… façon Donald et acolytes…
… la femme ne serait qu’un utérus…
Sous couvert de « simplification », Apple et Google ont fait disparaître des calendriers de leurs clients la Journée internationale des droits des femmes, un événement crucial pour célébrer et sensibiliser le public aux droits et aux luttes des femmes à travers le monde.
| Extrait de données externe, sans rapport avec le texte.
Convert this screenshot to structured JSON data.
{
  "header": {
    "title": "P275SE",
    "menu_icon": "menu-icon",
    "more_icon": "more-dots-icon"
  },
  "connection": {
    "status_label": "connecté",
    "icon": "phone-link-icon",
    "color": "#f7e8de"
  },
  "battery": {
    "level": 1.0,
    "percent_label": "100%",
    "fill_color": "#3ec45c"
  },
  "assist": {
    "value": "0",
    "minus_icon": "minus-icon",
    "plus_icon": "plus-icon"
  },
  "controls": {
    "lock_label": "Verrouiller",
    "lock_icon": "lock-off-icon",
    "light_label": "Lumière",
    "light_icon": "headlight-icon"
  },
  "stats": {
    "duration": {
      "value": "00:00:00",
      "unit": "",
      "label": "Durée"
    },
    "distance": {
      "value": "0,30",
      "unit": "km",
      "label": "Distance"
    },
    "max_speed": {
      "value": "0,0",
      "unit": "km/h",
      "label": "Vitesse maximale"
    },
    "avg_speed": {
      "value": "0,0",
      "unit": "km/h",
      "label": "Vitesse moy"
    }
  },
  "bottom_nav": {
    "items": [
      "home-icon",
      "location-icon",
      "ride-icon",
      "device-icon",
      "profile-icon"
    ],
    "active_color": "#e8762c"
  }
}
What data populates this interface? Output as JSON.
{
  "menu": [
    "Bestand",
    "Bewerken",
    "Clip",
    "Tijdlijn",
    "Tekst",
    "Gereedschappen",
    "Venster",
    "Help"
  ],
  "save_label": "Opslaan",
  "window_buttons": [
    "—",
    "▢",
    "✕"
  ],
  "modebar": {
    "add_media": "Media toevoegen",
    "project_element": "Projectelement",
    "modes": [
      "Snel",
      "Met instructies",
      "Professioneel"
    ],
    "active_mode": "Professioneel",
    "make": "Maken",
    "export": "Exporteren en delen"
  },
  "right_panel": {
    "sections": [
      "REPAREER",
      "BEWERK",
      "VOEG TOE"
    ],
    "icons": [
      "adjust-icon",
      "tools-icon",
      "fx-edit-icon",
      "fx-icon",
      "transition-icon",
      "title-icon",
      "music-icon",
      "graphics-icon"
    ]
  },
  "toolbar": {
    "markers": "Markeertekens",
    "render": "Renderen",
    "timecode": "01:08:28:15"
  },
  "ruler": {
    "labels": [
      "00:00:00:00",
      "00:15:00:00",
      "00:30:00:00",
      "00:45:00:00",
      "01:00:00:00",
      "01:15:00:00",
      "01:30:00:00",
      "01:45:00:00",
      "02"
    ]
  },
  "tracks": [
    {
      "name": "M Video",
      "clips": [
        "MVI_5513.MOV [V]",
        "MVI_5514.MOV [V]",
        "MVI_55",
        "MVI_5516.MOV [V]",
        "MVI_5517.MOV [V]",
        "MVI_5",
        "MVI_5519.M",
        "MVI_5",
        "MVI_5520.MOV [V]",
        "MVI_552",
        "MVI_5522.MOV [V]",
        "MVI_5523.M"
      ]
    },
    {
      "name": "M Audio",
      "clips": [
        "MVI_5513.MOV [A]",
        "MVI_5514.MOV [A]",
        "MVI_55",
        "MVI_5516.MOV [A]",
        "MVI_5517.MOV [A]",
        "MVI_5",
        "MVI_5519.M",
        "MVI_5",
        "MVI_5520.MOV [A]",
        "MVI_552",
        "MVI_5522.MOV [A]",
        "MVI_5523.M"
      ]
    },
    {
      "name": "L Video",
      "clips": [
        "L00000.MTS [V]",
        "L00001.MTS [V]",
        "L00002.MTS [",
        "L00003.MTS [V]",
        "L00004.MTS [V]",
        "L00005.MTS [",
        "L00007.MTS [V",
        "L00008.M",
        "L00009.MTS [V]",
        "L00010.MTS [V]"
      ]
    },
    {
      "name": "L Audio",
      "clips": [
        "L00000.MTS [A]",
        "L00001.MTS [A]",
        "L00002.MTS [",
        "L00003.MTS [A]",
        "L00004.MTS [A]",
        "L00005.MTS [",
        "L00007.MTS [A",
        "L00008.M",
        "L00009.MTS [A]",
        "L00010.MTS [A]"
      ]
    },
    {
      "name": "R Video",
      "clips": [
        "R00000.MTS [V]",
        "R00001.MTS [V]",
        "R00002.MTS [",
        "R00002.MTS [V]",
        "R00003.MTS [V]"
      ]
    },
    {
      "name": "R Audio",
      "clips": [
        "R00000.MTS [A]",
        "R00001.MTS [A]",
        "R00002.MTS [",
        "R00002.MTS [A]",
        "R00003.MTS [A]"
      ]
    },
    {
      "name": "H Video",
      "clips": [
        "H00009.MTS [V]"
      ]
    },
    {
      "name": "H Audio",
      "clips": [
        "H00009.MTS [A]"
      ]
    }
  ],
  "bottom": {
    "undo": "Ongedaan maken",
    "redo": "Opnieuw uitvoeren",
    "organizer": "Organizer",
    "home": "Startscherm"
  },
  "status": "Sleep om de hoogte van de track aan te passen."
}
Cette décision soulève des questions importantes sur la façon dont ces géants de la technologie traitent les préoccupations sociales et les valeurs culturelles. Les utilisateurs, qui s’appuient sur ces plateformes pour organiser leurs vies, se retrouvent ainsi privés d’un rappel essentiel pour honorer les progrès réalisés, mais aussi pour reconnaître les défis persistants que les femmes continuent d’affronter.
Cette absence soulève un débat sur la responsabilité et l’impact que les choix technologiques ont sur la conscience collective.
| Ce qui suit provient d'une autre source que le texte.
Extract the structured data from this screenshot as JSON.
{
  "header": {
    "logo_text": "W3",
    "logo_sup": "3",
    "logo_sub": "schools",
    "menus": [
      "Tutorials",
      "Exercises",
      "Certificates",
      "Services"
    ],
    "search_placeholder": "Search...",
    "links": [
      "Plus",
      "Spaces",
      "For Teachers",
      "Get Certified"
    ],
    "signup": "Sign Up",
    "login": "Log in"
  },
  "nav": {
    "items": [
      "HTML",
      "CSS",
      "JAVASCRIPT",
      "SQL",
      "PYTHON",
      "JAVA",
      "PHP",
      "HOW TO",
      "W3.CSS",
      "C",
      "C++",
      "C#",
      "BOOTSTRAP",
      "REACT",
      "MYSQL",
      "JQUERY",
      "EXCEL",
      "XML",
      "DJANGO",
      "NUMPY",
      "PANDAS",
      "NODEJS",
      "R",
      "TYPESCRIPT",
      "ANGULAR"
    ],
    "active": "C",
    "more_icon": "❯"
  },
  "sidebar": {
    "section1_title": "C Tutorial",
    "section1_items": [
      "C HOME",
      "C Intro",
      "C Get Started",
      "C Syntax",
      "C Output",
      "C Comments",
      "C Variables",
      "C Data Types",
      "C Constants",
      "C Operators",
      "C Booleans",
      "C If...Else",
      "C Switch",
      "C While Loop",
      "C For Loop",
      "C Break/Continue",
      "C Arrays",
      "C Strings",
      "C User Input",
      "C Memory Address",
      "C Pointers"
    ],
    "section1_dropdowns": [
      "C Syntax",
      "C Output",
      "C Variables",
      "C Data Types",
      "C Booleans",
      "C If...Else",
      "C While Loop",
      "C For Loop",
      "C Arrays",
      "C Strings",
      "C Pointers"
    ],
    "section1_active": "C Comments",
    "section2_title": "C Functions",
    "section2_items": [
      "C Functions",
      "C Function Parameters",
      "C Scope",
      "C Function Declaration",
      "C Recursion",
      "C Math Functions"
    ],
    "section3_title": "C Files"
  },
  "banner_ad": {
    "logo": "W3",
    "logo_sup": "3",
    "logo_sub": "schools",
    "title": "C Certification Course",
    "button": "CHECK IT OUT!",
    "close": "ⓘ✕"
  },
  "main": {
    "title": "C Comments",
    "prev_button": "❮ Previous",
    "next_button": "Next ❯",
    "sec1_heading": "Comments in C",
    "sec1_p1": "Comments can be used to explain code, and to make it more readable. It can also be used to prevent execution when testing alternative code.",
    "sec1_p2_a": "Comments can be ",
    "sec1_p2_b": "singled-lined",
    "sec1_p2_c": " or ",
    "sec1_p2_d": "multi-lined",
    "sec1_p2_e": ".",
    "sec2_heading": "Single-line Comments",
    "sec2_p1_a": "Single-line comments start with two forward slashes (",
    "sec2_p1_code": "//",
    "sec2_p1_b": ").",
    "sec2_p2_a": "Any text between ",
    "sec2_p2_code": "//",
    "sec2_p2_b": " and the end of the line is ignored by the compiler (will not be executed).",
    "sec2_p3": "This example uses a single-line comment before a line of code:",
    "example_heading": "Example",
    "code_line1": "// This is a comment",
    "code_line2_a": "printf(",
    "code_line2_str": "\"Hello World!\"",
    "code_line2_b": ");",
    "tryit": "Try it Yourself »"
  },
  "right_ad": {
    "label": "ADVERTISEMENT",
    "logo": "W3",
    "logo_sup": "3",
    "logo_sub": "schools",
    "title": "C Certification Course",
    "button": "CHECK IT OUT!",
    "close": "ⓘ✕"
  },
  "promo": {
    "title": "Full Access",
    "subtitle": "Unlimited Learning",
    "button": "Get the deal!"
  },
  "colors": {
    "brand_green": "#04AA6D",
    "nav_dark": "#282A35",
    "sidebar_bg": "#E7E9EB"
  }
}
Un choix qui prend toute sa cohérence quand on sait que leurs patrons respectifs s’affichaient au premier rang de la cérémonie d’investiture de Donald Trump. De plus, ce soutien tacite a révélé les liens entremêlés entre le monde des affaires et la politique, soulevant des questions sur l’éthique et les valeurs auxquelles ces entreprises adhèrent. Dans cette même dynamique, on constate que Google a abandonné dans la foulée son programme de lutte contre les discriminations, une décision qui laisse perplexe de nombreux observateurs. Cette action soulève des interrogations sur les véritables ambitions de la société, qui prétend souvent promouvoir des valeurs de diversité et d’inclusion.
Faute de pouvoir faire disparaître l’expression et manifestation, en France, les identitaires du collectif Nemesis ont prétendu s’approprier la journée et faire main basse sur la marche des féministes… en reprenant le slogan de Trump. Une tentative qui plus est, fut soutenue par le ministre de l’Intérieur, Bruno Retailleau.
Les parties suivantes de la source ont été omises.